Gedanken und Erinnerungen des schwerkranken Gustav Mahler während seiner letzten Reise aus New York heim nach Wien

Der Komponist Gustav Mahler sitzt in dieser Novelle auf dem Sonnendeck eines Dampfers, der ihn und seine Familie im Winter des Jahres 1911 nach Europa bringt. In eine Decke gehüllt, genießt er das Gefühl, die kalte Luft lindere sein Fieber. Ein Schiffsjunge ist beauftragt, sich um ihn zu kümmern. Wiederholt übermittelt er die Bitte Almas, Gustav Mahlers Frau, Gustav möge ins warme Unterdeck kommen. Der lässt sich Tee bringen und schickt den Jungen weg, womit die karge Handlung des Textes beschrieben ist.

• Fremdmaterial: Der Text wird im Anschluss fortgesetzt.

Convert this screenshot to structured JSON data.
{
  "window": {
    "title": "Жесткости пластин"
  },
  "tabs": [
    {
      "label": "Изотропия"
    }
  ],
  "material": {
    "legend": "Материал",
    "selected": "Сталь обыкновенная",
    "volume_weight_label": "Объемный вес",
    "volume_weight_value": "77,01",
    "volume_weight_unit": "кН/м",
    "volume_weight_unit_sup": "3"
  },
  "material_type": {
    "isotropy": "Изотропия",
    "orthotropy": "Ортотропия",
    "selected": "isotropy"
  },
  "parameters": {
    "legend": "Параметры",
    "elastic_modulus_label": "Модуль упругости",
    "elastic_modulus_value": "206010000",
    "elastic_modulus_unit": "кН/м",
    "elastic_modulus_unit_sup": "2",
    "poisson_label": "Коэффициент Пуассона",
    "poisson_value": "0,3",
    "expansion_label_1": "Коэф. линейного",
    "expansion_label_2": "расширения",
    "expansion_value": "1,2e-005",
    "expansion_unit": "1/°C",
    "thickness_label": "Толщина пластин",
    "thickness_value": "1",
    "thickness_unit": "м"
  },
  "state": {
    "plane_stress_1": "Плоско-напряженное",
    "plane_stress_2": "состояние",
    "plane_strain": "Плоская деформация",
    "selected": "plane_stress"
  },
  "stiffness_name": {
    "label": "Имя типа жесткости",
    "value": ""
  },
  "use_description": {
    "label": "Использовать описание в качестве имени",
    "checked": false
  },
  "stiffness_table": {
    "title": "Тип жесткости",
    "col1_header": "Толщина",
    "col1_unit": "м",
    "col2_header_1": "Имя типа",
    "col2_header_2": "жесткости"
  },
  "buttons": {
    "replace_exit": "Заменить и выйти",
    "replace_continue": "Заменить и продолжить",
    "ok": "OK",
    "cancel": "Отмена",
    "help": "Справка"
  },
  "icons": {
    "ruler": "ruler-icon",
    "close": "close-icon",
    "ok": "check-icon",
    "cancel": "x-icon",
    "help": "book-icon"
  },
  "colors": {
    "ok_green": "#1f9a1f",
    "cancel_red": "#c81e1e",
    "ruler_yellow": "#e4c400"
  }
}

Ein immer wieder stockender Strom von Erinnerung an die letzten Jahre seines Lebens strömt durch das Bewusstsein des Geschwächten, die heißen Sommer an österreichischen Seen, der Tod seiner älteren Tochter Maria, die Demission als Hofoperndirektor, die unvollendete Arbeit an den letzten Symphonien, seine Ehe mit Alma, schließlich die Verzweiflung, als er ihre Liebesbeziehung zu Walter Gropius entdeckt und um Hilfe suchend innerhalb von drei Tagen mit dem Zug nach Leiden und zurück reist. Dort sucht er Hilfe bei Sigmund Freud, der ihm gerade einige Stunden widmet und einen Mutterkomplex attestiert. In seinen Fieberträumen erlebt er die letzten großen Auftritte, die Uraufführung der Achten Symphonie, genannt Symphonie der Tausend, in München und das Konzert in New York. Wunderbar ist allein schon die Körperlichkeit der Szene, in der ein völlig desinteressierter Rodin die Büste des total genervten Komponisten anfertigen soll und sich auf Französisch bei seiner Muse Claire de Choiseul beschwert, dass der nicht stillsitzen kann. Das letzte Kapitel ist dem Schiffsjungen gewidmet, der fünf Monate nach Mahlers Tod aus einer alten Zeitung erfährt, dass der „Herr Direktor“ vom Sonnendeck gestorben ist.

Didaktische Hinweise

Es gibt viel Anlass, die Skizzen aus Mahlers Biografie zu vervollständigen, und sich über seine Musik zu informieren, die gegenüber „dem Menschlichen“ im Hintergrund bleibt. Die an Mahler angelehnte Figur des Schriftstellers Gustav Aschenbach in Thomas Manns „Tod in Venedig“, der in Viscontis Verfilmung der Novelle ein Komponist wird, und Adornos Musiktheorie, die sich auch mit Mahlers Werk und dem Ende der Tradition befasste, können betrachtet werden. Es stellt sich die Frage, ob es sich bei Seethalers Text um eine Novelle handelt und welche Bedeutungen der Titel haben könnte, der sich offensichtlich auf den Satz „Ich sollte noch ein bisschen bleiben“ bezieht, nach dem der Protagonist bewusstlos wird und weggebracht wird, aber auch auf den „Der Abschied“ genannten letzten Satz des „Lied(s) von der Erde“. Zum Vergleich eignet sich Seethalers Roman „Der Trafikant“, ein ähnlich gestaltetes, aber viel mehr ironisches Porträt Sigmund Freuds.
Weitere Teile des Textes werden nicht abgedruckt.